In the 1100's, Somerled became "Lord of the Isles," a title that is now held by Prince Charles. His son Reginald brought Benedictine monks and Augustinian nuns to the island. From that time until the Reformation, there was an active abbey and nunnery, which comprise the buildings that are now present.

In the 1500's, the Reformation stopped all that. Abbeys and nunneries became part of either the Church of England or the Church of Scotland. The structures fell into disrepair, and in the 1800's, it was decided that they should be rebuilt. Final rebuilding happened in the 19th and 20th centuries. Now, the site is a monastic-type community in which people from various faiths can come for week-long prayer and meditation visits. Some of what they do sounds pretty far out, but I can see how such time could be life-changing for people seeking a renewal of their faith.

There are several crosses leading up to the abbey, and on the ground of the sanctuary. One dates from the 1500's and is still standing, five centuries later. Others have fallen, and the pieces of those crosses are displayed in the museum. One of them broke immediately after being erected, as the arms were too long, so the sculptors added a circle around the intersection of the cross, which was later copied all over Scotland, and became the cross used now by the Presbyterians.
I don't think there are more than 200 people on the island, and that may be an overestimate. In fact, many who work there live on Mull. As one of them told us, Iona is just one ferry too many from the mainland.

While at the abbey, we had a short service led by Rev. Ben Seller, and it was touching and meaningful. He spoke about the Great Commission, to go into all the world and preach the Gospel, relating that mandate both to St. Columba and to our world today. It was excellent.

In the afternoon, we caught the ferry again and took the bus to Tobermory, the other larger community on the island. The town is known for its distillery, and for its buildings being painted in multicolored hues. It is actually very picturesque. We shopped the main street for an hour or so, before returning to our hotel. While shopping, we stopped in a grocery store, and I bought some potato chips, flavored "Prawn Cocktail." They weren't bad, but I don't think I would order them again. I could have ordered Fried Chicken flavor, among others. Denise got the Pickled Onion ones, but I didn't get to taste any of hers.

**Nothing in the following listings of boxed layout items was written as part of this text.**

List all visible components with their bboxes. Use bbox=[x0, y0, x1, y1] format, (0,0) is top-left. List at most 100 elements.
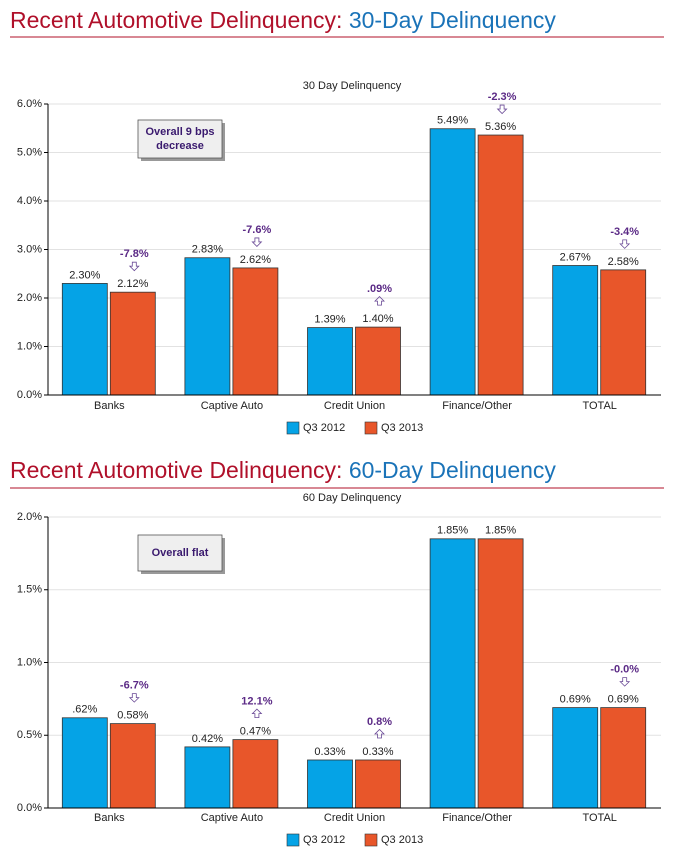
value-label: 1.85% bbox=[485, 525, 516, 537]
y-tick-label: 0.0% bbox=[17, 802, 42, 814]
x-tick-label: Finance/Other bbox=[442, 400, 512, 412]
value-label: .62% bbox=[72, 704, 97, 716]
annotation-text: Overall 9 bps bbox=[145, 126, 214, 138]
y-tick-label: 2.0% bbox=[17, 292, 42, 304]
value-label: 2.58% bbox=[608, 256, 639, 268]
change-label: 12.1% bbox=[241, 696, 272, 708]
y-tick-label: 1.0% bbox=[17, 656, 42, 668]
value-label: 1.39% bbox=[314, 313, 345, 325]
change-arrow bbox=[496, 104, 508, 115]
change-label: -3.4% bbox=[610, 226, 639, 238]
value-label: 0.47% bbox=[240, 726, 271, 738]
value-label: 0.33% bbox=[362, 746, 393, 758]
change-label: -0.0% bbox=[610, 664, 639, 676]
value-label: 0.42% bbox=[192, 733, 223, 745]
annotation-text: Overall flat bbox=[152, 547, 209, 559]
bar bbox=[477, 134, 524, 396]
section-heading: Recent Automotive Delinquency: 30-Day De… bbox=[10, 7, 556, 33]
bar bbox=[184, 746, 231, 809]
change-arrow bbox=[251, 708, 263, 719]
bar bbox=[355, 759, 401, 809]
y-tick-label: 6.0% bbox=[17, 98, 42, 110]
change-label: -7.8% bbox=[120, 248, 149, 260]
bar bbox=[307, 327, 353, 396]
bar bbox=[307, 759, 353, 809]
bar bbox=[552, 707, 599, 809]
chart-title: 60 Day Delinquency bbox=[303, 492, 402, 504]
y-tick-label: 3.0% bbox=[17, 243, 42, 255]
change-arrow bbox=[374, 296, 385, 306]
bar bbox=[600, 269, 647, 396]
bar bbox=[232, 739, 279, 809]
x-tick-label: TOTAL bbox=[582, 812, 616, 824]
chart-title: 30 Day Delinquency bbox=[303, 80, 402, 92]
legend-swatch bbox=[364, 421, 378, 435]
value-label: 0.69% bbox=[608, 694, 639, 706]
change-label: .09% bbox=[367, 283, 392, 295]
y-tick-label: 5.0% bbox=[17, 146, 42, 158]
y-tick-label: 1.5% bbox=[17, 584, 42, 596]
legend-swatch bbox=[286, 833, 300, 847]
change-arrow bbox=[251, 237, 263, 247]
x-tick-label: Banks bbox=[94, 400, 125, 412]
value-label: 5.49% bbox=[437, 115, 468, 127]
change-label: -6.7% bbox=[120, 680, 149, 692]
bar bbox=[109, 723, 156, 809]
x-tick-label: Finance/Other bbox=[442, 812, 512, 824]
heading-prefix: Recent Automotive Delinquency: bbox=[10, 457, 342, 483]
bar bbox=[600, 707, 647, 809]
bar bbox=[61, 717, 108, 809]
change-arrow bbox=[374, 728, 385, 739]
x-tick-label: Banks bbox=[94, 812, 125, 824]
value-label: 0.58% bbox=[117, 710, 148, 722]
bar bbox=[552, 265, 599, 396]
legend-label: Q3 2013 bbox=[381, 422, 423, 434]
change-label: 0.8% bbox=[367, 716, 392, 728]
change-arrow bbox=[619, 677, 631, 687]
section-heading: Recent Automotive Delinquency: 60-Day De… bbox=[10, 457, 556, 483]
legend-swatch bbox=[286, 421, 300, 435]
value-label: 2.83% bbox=[192, 244, 223, 256]
heading-prefix: Recent Automotive Delinquency: bbox=[10, 7, 342, 33]
x-tick-label: Captive Auto bbox=[201, 400, 263, 412]
value-label: 2.62% bbox=[240, 254, 271, 266]
x-tick-label: Credit Union bbox=[324, 812, 385, 824]
value-label: 5.36% bbox=[485, 121, 516, 133]
value-label: 0.33% bbox=[314, 746, 345, 758]
value-label: 1.40% bbox=[362, 313, 393, 325]
heading-highlight: 30-Day Delinquency bbox=[349, 7, 557, 33]
value-label: 2.30% bbox=[69, 269, 100, 281]
bar bbox=[477, 538, 524, 809]
annotation-box bbox=[137, 119, 223, 159]
annotation-text: decrease bbox=[156, 140, 204, 152]
y-tick-label: 1.0% bbox=[17, 340, 42, 352]
bar bbox=[232, 267, 279, 396]
bar bbox=[61, 283, 108, 396]
change-arrow bbox=[619, 239, 631, 249]
legend-label: Q3 2012 bbox=[303, 422, 345, 434]
x-tick-label: Captive Auto bbox=[201, 812, 263, 824]
bar bbox=[355, 326, 401, 396]
y-tick-label: 0.5% bbox=[17, 729, 42, 741]
y-tick-label: 2.0% bbox=[17, 511, 42, 523]
change-arrow bbox=[128, 261, 140, 272]
y-tick-label: 0.0% bbox=[17, 389, 42, 401]
annotation-box bbox=[137, 534, 223, 572]
change-label: -7.6% bbox=[243, 224, 272, 236]
change-arrow bbox=[128, 693, 140, 703]
heading-highlight: 60-Day Delinquency bbox=[349, 457, 557, 483]
y-tick-label: 4.0% bbox=[17, 195, 42, 207]
value-label: 1.85% bbox=[437, 525, 468, 537]
legend-label: Q3 2012 bbox=[303, 834, 345, 846]
value-label: 2.12% bbox=[117, 278, 148, 290]
bar bbox=[109, 291, 156, 396]
bar bbox=[429, 128, 476, 396]
value-label: 0.69% bbox=[560, 694, 591, 706]
x-tick-label: TOTAL bbox=[582, 400, 616, 412]
bar bbox=[429, 538, 476, 809]
change-label: -2.3% bbox=[488, 91, 517, 103]
x-tick-label: Credit Union bbox=[324, 400, 385, 412]
bar bbox=[184, 257, 231, 396]
legend-label: Q3 2013 bbox=[381, 834, 423, 846]
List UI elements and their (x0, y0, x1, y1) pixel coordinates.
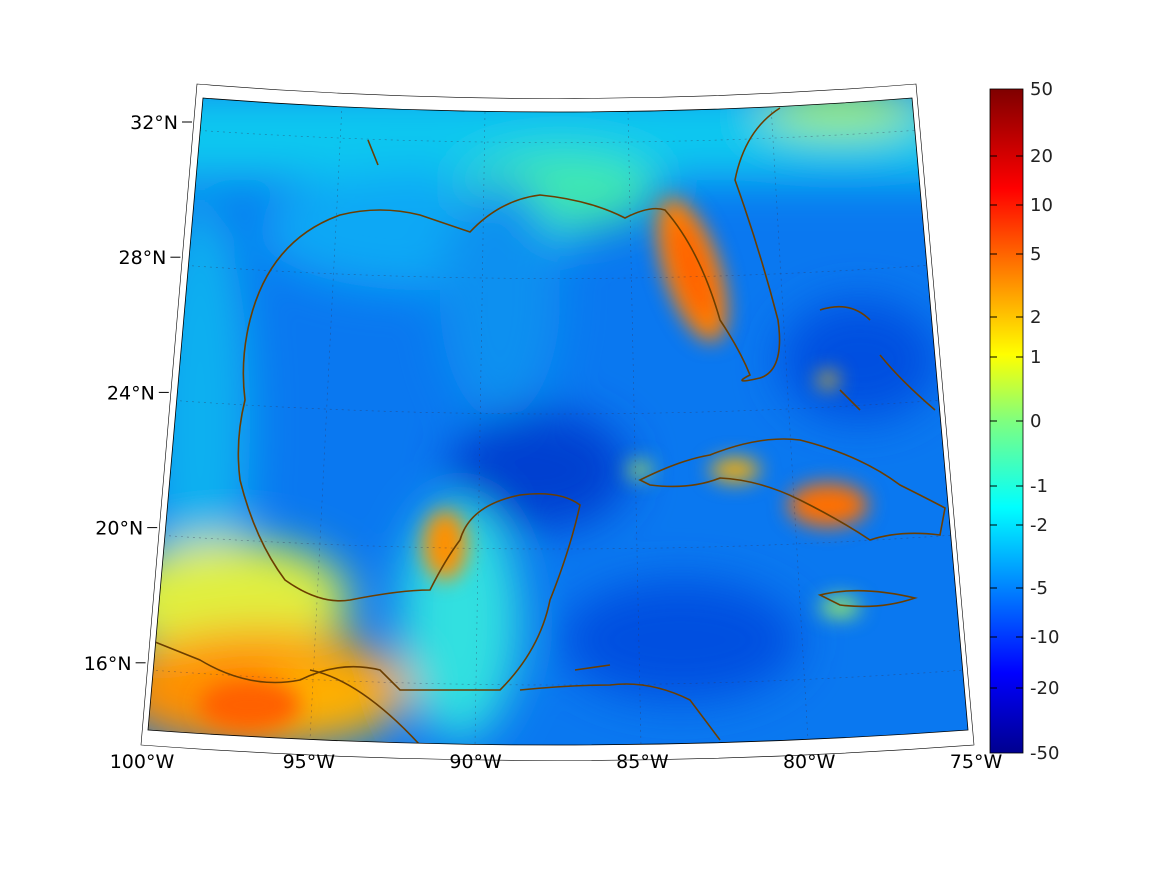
colorbar-tick-label: 10 (1030, 195, 1053, 216)
longitude-label: 75°W (950, 751, 1003, 773)
colorbar-tick-label: 5 (1030, 244, 1041, 265)
coastline (149, 107, 946, 745)
colorbar-tick-label: -20 (1030, 678, 1059, 699)
colorbar-tick-label: 2 (1030, 307, 1041, 328)
colorbar-tick-label: -50 (1030, 743, 1059, 764)
latitude-label: 28°N (119, 247, 167, 269)
latitude-labels: 32°N 28°N 24°N 20°N 16°N (84, 112, 192, 675)
colorbar-tick-label: -5 (1030, 578, 1048, 599)
longitude-label: 85°W (616, 751, 669, 773)
longitude-label: 95°W (283, 751, 336, 773)
latitude-label: 24°N (107, 382, 155, 404)
latitude-label: 16°N (84, 653, 132, 675)
longitude-label: 100°W (110, 751, 175, 773)
colorbar-tick-label: 20 (1030, 146, 1053, 167)
latitude-label: 32°N (130, 112, 178, 134)
colorbar-tick-label: -10 (1030, 627, 1059, 648)
graticule (149, 104, 966, 745)
longitude-label: 80°W (783, 751, 836, 773)
latitude-label: 20°N (95, 518, 143, 540)
longitude-labels: 100°W 95°W 90°W 85°W 80°W 75°W (110, 751, 1003, 773)
colorbar-tick-label: 0 (1030, 411, 1041, 432)
colorbar-tick-label: -2 (1030, 515, 1048, 536)
colorbar-tick-label: 1 (1030, 347, 1041, 368)
map-frame (147, 97, 969, 746)
colorbar-tick-label: 50 (1030, 79, 1053, 100)
map-field (148, 98, 968, 745)
longitude-label: 90°W (449, 751, 502, 773)
colorbar-tick-label: -1 (1030, 476, 1048, 497)
map-outer-frame (140, 83, 975, 761)
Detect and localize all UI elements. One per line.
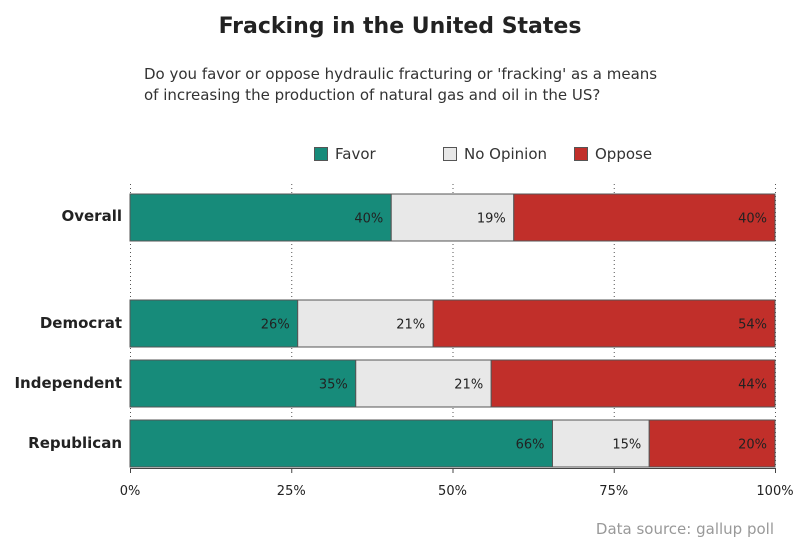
x-tick-label-4: 100% xyxy=(756,484,793,499)
legend-label-oppose: Oppose xyxy=(595,145,653,163)
bar-republican-favor xyxy=(129,419,553,468)
legend: Favor No Opinion Oppose xyxy=(0,144,800,164)
bar-independent-no-opinion xyxy=(355,359,492,408)
data-label-republican-favor: 66% xyxy=(516,438,545,453)
data-label-democrat-oppose: 54% xyxy=(738,318,767,333)
x-tick-label-3: 75% xyxy=(599,484,628,499)
data-label-overall-no-opinion: 19% xyxy=(477,212,506,227)
data-label-democrat-no-opinion: 21% xyxy=(396,318,425,333)
bar-democrat-favor xyxy=(129,299,299,348)
data-source-note: Data source: gallup poll xyxy=(595,520,774,538)
legend-swatch-no-opinion xyxy=(443,147,457,161)
bar-independent-oppose xyxy=(490,359,776,408)
chart-title: Fracking in the United States xyxy=(218,14,582,39)
data-label-overall-favor: 40% xyxy=(354,212,383,227)
legend-swatch-oppose xyxy=(574,147,588,161)
row-label-independent: Independent xyxy=(14,374,122,392)
subtitle-line-2: of increasing the production of natural … xyxy=(144,86,601,104)
data-label-independent-favor: 35% xyxy=(319,378,348,393)
bar-overall-oppose xyxy=(513,193,776,242)
bar-republican-no-opinion xyxy=(551,419,650,468)
bar-democrat-oppose xyxy=(432,299,776,348)
data-label-republican-no-opinion: 15% xyxy=(612,438,641,453)
legend-label-favor: Favor xyxy=(335,145,376,163)
data-label-democrat-favor: 26% xyxy=(261,318,290,333)
row-label-overall: Overall xyxy=(61,207,122,225)
x-tick-label-1: 25% xyxy=(277,484,306,499)
bar-republican-oppose xyxy=(648,419,776,468)
legend-label-no-opinion: No Opinion xyxy=(464,145,548,163)
subtitle-line-1: Do you favor or oppose hydraulic fractur… xyxy=(144,65,658,83)
chart-subtitle: Do you favor or oppose hydraulic fractur… xyxy=(144,64,684,106)
data-label-independent-oppose: 44% xyxy=(738,378,767,393)
x-tick-label-2: 50% xyxy=(438,484,467,499)
data-label-independent-no-opinion: 21% xyxy=(454,378,483,393)
legend-item-favor: Favor xyxy=(314,144,376,164)
legend-item-no-opinion: No Opinion xyxy=(443,144,547,164)
legend-item-oppose: Oppose xyxy=(574,144,652,164)
bar-independent-favor xyxy=(129,359,357,408)
x-tick-label-0: 0% xyxy=(120,484,141,499)
bar-overall-no-opinion xyxy=(390,193,515,242)
legend-swatch-favor xyxy=(314,147,328,161)
row-label-republican: Republican xyxy=(28,434,122,452)
data-label-republican-oppose: 20% xyxy=(738,438,767,453)
data-label-overall-oppose: 40% xyxy=(738,212,767,227)
row-label-democrat: Democrat xyxy=(39,314,122,332)
bar-overall-favor xyxy=(129,193,392,242)
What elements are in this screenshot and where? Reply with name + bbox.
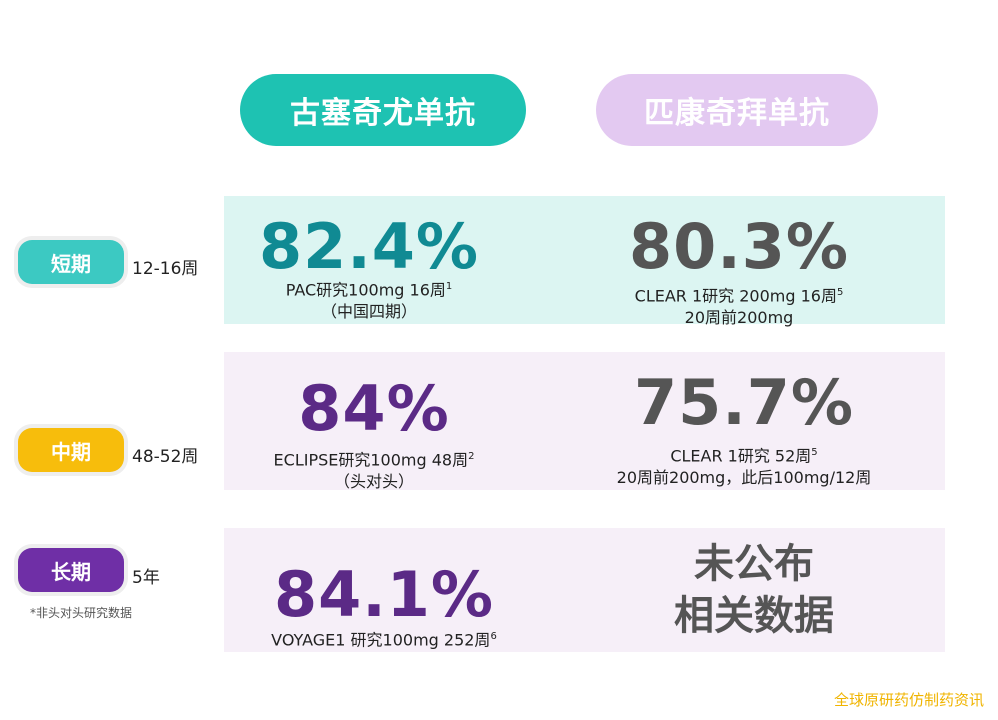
drug-b-name: 匹康奇拜单抗	[644, 96, 830, 131]
drug-b-mid-value: 75.7%	[633, 366, 855, 439]
drug-a-short-value: 82.4%	[258, 210, 480, 283]
footnote: *非头对头研究数据	[30, 606, 133, 620]
badge-short-label: 短期	[51, 251, 91, 276]
drug-b-long-text1: 未公布	[694, 541, 814, 587]
drug-a-mid-cell: 84% ECLIPSE研究100mg 48周2 （头对头）	[224, 378, 524, 493]
drug-a-name: 古塞奇尤单抗	[290, 96, 476, 131]
drug-b-short-cell: 80.3% CLEAR 1研究 200mg 16周5 20周前200mg	[574, 216, 904, 329]
ref-sup: 2	[468, 451, 475, 462]
drug-b-mid-cell: 75.7% CLEAR 1研究 52周5 20周前200mg，此后100mg/1…	[564, 372, 924, 489]
drug-b-mid-note: 20周前200mg，此后100mg/12周	[616, 468, 872, 488]
drug-a-short-cell: 82.4% PAC研究100mg 16周1 （中国四期）	[234, 216, 504, 323]
drug-a-mid-study: ECLIPSE研究100mg 48周	[273, 450, 469, 470]
drug-a-long-value: 84.1%	[273, 558, 495, 631]
drug-a-mid-value: 84%	[298, 372, 450, 445]
badge-short-term: 短期	[18, 240, 124, 284]
ref-sup: 6	[490, 631, 497, 642]
period-mid-label: 48-52周	[132, 447, 199, 467]
badge-long-label: 长期	[51, 559, 91, 584]
row-long-term: 84.1% VOYAGE1 研究100mg 252周6 未公布 相关数据	[224, 528, 945, 652]
drug-b-long-text2: 相关数据	[674, 593, 834, 639]
drug-a-mid-note: （头对头）	[333, 472, 414, 492]
drug-b-long-cell: 未公布 相关数据	[604, 538, 904, 642]
ref-sup: 1	[445, 281, 453, 292]
drug-b-short-value: 80.3%	[628, 210, 850, 283]
ref-sup: 5	[836, 287, 844, 298]
drug-a-short-note: （中国四期）	[320, 302, 417, 322]
row-mid-term: 84% ECLIPSE研究100mg 48周2 （头对头） 75.7% CLEA…	[224, 352, 945, 493]
badge-long-term: 长期	[18, 548, 124, 592]
drug-a-long-study: VOYAGE1 研究100mg 252周	[271, 630, 491, 650]
watermark: 全球原研药仿制药资讯	[833, 691, 984, 709]
period-long-label: 5年	[132, 568, 160, 588]
drug-a-header: 古塞奇尤单抗	[240, 74, 526, 146]
period-short-label: 12-16周	[132, 259, 199, 279]
badge-mid-term: 中期	[18, 428, 124, 472]
drug-b-header: 匹康奇拜单抗	[596, 74, 878, 146]
drug-a-long-cell: 84.1% VOYAGE1 研究100mg 252周6	[234, 564, 534, 651]
badge-mid-label: 中期	[51, 439, 91, 464]
drug-b-short-study: CLEAR 1研究 200mg 16周	[634, 286, 837, 306]
drug-b-mid-study: CLEAR 1研究 52周	[670, 446, 812, 466]
drug-b-short-note: 20周前200mg	[684, 308, 794, 328]
ref-sup: 5	[811, 447, 818, 458]
row-short-term: 82.4% PAC研究100mg 16周1 （中国四期） 80.3% CLEAR…	[224, 196, 945, 327]
drug-a-short-study: PAC研究100mg 16周	[285, 280, 446, 300]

Because of the roads and the swaying of the bus, I now know how it must have felt to ride in a stagecoach. I'm hoping my head will stop spinning by tomorrow. Dinner tonight was much better than last night. I had the pickled mackerel appetizer, which was much better than it sounds, followed by the Laird's Pie, made of venison, carrots, mashed potatoes, along with a puff pastry top. Now, I would not usually try venison, but this was amazing, and tasted more like beef than anything else. There was only one bite that had a minimally wild taste, and it was prepared such that it was much more tender and succulent than venison usually is.

Following dinner, we walked down to the bay and skipped stones on the water. Denise picked up shells, as well, which will be coming home with us. After the walk we sat in the hotel lounge and talked until after 10 PM. The sky was still bright enough to read outside when we returned to our room.

Tomorrow, we head north to Fort William, with a side trip to Glencoe.